Y eso que, a mediados de semana, me incorporé de nuevo a mis clases de yoga, y mi cuerpo respondió a la perfección, avivando los rescoldos de la llama de mi vida, que habían permanecido aletargados durante mi forzado reposo veraniego.
Cuando alzamos la mirada y vimos Los Mallos de Riglos, en la provincia de Huesca, que se levantaban imponentes sobre nuestras cabezas, no nos lo podíamos creer.
Y yo, particularmente yo, me sentía como un ser insignificante y minúsculo, ante aquella mole de piedra.
Metros y metros cúbicos de un conglomerado de color marrón rojizo, mezcla de tierra y cantos rodados, como una especie de amasijo de hormigón depositado torpemente sobre la tierra, y esculpido por las enormes manos de un gigantesco ser mitológico.
En otro tiempo no tan lejano, hubiera sido incapaz de completar la caminata que llegaba hasta la cima.
No me hubiese atrevido, ni en el más valeroso de mis sueños.
Me hubiera quedado en la base de la montaña, aburrido y solo, enfurruñado conmigo mismo, esperando a mis amigos, más pendiente de mi dolorido tobillo, que de mi propia felicidad.
Pero me callé y no dije nada.
En lugar de eso, presenté agradecido mis respetos a la montaña, y me alegré por el nuevo reto que tenía ante mí.
Empecé a caminar con el resto, como si no pasara nada.
Al principio despacio, pisando con precaución, medio renqueante.
Por un lado, me dolía el tobillo al colocar todo el peso de mi cuerpo sobre él.
Por otro, a cada paso, Parki pugnaba rabioso por salir, haciendo temblar convulsivamente mi mano derecha.
Y, sobre todo, lo que más me escocía: Mi propio orgullo, magullado por no haberme preparado y puesto más en forma para la ocasión.

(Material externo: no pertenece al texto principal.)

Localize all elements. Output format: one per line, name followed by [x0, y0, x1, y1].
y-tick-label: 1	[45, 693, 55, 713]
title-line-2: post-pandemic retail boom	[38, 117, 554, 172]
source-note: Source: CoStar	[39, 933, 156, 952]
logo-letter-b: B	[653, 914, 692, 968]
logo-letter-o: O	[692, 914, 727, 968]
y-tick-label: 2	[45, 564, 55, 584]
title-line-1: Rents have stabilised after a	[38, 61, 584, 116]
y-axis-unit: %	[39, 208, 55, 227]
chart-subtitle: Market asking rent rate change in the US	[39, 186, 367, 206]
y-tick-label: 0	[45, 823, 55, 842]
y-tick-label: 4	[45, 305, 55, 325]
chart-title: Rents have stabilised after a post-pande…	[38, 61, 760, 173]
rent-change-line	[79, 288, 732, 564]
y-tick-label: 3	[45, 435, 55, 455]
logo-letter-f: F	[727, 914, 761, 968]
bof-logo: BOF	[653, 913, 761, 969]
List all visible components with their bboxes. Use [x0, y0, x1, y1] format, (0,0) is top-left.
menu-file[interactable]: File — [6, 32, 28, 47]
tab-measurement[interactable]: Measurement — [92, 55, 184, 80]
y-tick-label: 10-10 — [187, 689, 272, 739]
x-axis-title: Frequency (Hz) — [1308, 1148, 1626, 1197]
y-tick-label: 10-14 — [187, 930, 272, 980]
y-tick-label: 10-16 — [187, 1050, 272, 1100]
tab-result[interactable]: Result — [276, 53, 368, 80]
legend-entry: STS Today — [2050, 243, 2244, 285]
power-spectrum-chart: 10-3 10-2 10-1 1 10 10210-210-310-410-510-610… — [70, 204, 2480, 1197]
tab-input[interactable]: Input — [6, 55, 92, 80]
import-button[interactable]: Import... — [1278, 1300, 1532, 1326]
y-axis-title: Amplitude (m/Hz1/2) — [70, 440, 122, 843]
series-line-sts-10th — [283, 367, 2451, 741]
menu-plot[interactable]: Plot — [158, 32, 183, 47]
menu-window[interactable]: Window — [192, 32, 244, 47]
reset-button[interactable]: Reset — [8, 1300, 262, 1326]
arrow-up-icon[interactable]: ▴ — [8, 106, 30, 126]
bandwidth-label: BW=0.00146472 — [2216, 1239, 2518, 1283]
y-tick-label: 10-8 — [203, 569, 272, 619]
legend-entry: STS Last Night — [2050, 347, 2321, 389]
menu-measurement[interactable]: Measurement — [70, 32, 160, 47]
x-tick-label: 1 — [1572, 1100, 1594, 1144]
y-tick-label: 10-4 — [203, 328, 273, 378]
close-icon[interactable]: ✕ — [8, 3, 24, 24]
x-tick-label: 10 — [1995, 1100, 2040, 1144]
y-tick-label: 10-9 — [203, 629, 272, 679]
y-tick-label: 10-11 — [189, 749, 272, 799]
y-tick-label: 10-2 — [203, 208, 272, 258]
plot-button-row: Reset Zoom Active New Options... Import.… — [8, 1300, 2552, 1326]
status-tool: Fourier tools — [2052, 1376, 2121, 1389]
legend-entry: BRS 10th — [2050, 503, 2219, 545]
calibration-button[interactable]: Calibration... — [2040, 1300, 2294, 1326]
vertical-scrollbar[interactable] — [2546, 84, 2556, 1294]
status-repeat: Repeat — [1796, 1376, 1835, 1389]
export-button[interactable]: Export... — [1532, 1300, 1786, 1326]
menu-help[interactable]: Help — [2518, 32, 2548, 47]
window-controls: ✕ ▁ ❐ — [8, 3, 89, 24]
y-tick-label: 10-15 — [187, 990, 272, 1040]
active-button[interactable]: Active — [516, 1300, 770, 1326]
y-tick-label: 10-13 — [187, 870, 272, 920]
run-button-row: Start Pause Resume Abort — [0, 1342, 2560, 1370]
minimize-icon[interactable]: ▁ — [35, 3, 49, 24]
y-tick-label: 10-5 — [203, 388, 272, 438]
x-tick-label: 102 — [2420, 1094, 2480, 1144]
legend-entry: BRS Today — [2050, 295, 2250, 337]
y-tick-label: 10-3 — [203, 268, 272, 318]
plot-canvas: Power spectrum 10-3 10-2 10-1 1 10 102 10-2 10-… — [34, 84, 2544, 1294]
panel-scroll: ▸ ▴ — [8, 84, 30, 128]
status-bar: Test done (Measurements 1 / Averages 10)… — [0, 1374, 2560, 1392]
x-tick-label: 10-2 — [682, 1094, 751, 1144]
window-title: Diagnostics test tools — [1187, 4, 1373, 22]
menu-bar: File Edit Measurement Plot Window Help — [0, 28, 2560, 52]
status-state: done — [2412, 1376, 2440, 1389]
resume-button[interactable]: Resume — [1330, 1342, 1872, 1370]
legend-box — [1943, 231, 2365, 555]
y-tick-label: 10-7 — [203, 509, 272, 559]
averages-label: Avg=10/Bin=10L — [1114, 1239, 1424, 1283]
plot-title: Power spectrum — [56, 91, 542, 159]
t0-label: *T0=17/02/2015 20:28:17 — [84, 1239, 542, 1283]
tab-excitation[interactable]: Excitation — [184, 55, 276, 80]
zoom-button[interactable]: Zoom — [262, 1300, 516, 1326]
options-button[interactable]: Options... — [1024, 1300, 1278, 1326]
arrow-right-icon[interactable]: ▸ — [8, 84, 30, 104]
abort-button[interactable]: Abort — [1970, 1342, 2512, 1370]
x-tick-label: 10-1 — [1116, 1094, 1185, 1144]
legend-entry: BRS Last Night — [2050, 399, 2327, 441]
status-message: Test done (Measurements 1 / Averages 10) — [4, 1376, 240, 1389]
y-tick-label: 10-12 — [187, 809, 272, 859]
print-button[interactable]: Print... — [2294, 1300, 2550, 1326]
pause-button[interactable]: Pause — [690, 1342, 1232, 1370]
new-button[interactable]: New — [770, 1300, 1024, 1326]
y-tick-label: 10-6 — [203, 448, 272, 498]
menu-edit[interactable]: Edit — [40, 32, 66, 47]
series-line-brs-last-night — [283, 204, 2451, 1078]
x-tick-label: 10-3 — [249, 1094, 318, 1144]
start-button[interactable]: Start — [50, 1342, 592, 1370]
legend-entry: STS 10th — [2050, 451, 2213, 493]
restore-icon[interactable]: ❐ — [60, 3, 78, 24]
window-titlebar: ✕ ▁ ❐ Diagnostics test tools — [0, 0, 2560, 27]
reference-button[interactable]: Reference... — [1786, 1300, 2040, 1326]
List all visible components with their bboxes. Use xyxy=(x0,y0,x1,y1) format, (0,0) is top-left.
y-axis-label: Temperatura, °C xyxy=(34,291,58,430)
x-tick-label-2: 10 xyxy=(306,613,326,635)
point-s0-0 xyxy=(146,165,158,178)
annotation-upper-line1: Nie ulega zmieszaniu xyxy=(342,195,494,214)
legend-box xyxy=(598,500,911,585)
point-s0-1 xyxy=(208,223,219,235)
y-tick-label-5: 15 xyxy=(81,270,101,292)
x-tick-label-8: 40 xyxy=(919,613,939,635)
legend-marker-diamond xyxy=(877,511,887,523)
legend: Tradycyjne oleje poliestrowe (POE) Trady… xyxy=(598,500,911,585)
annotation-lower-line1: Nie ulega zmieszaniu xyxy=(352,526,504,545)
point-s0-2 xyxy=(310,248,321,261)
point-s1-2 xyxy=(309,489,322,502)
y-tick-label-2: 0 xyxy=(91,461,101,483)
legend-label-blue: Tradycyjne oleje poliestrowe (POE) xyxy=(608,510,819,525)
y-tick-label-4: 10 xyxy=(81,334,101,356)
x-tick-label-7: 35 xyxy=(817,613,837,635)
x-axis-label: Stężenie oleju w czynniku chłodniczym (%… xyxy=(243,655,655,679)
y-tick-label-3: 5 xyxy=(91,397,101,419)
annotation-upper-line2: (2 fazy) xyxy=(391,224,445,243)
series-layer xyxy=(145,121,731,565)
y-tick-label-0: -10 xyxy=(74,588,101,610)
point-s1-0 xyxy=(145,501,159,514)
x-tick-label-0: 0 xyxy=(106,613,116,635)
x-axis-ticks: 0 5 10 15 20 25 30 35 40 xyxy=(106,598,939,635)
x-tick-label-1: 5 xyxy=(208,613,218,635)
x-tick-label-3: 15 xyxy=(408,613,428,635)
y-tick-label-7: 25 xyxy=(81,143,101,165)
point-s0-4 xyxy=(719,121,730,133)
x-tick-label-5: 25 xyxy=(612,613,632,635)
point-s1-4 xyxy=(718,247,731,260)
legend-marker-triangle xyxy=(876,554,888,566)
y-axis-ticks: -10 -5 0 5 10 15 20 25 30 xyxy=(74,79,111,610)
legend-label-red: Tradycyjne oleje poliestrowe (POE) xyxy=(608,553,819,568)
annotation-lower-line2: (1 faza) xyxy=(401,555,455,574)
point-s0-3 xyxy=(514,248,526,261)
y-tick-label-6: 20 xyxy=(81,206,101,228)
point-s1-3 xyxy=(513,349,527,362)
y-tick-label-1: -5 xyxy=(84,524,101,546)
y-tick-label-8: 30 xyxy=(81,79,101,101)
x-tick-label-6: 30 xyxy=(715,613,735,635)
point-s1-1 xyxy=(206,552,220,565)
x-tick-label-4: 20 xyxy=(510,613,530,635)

Así estuve caminando unos metros, arrastrando mis inseguros pies por el sendero, hasta que, de repente, mi cuerpo, agradecido por el radiante Sol, comenzó a tonificarse, mis pasos fueron cada vez más regulares y acompasados, y mi mente rescató del olvido lo que es recorrer el camino hasta la cima de una montaña, como tantas veces lo había hecho en el monte Ezkaba, cerquita de mi casa.
Subir una montaña es poner al límite tu cuerpo, y, sobre todo, tu mente.
Pensar que la cima está al final del recodo, y desesperarte al ver que la senda no acaba, mientras resoplas y resoplas hasta quedarte sin aliento y el corazón bombea con fuerza cada litro de tu sangre, en ese momento más espesa de lo que hubieras deseado, recorriendo en segundos todo tu cuerpo, de la cabeza a los pies.
Pero también es algo más, mucho más.
Es afán de superación y ser paciente.
Es recoger los frutos a cada paso del camino, en forma de bellos paisajes, al mirar hacia la base de la montaña o a tu alrededor, o al sentir la suave brisa que envuelve tu frente sudorosa.
Es alzar los brazos y sentirte pletórico al llegar a la cima, lleno de vida e invencible, sin que nada ni nadie te pueda parar.
Y, para mí lo más importante de todo: Es saber que no estás solo, porque cualquier compañero caminante, y, sobre todo, tus amigos, estarán ahí para tenderte la mano cada vez que te haga falta, no dejándote desfallecer.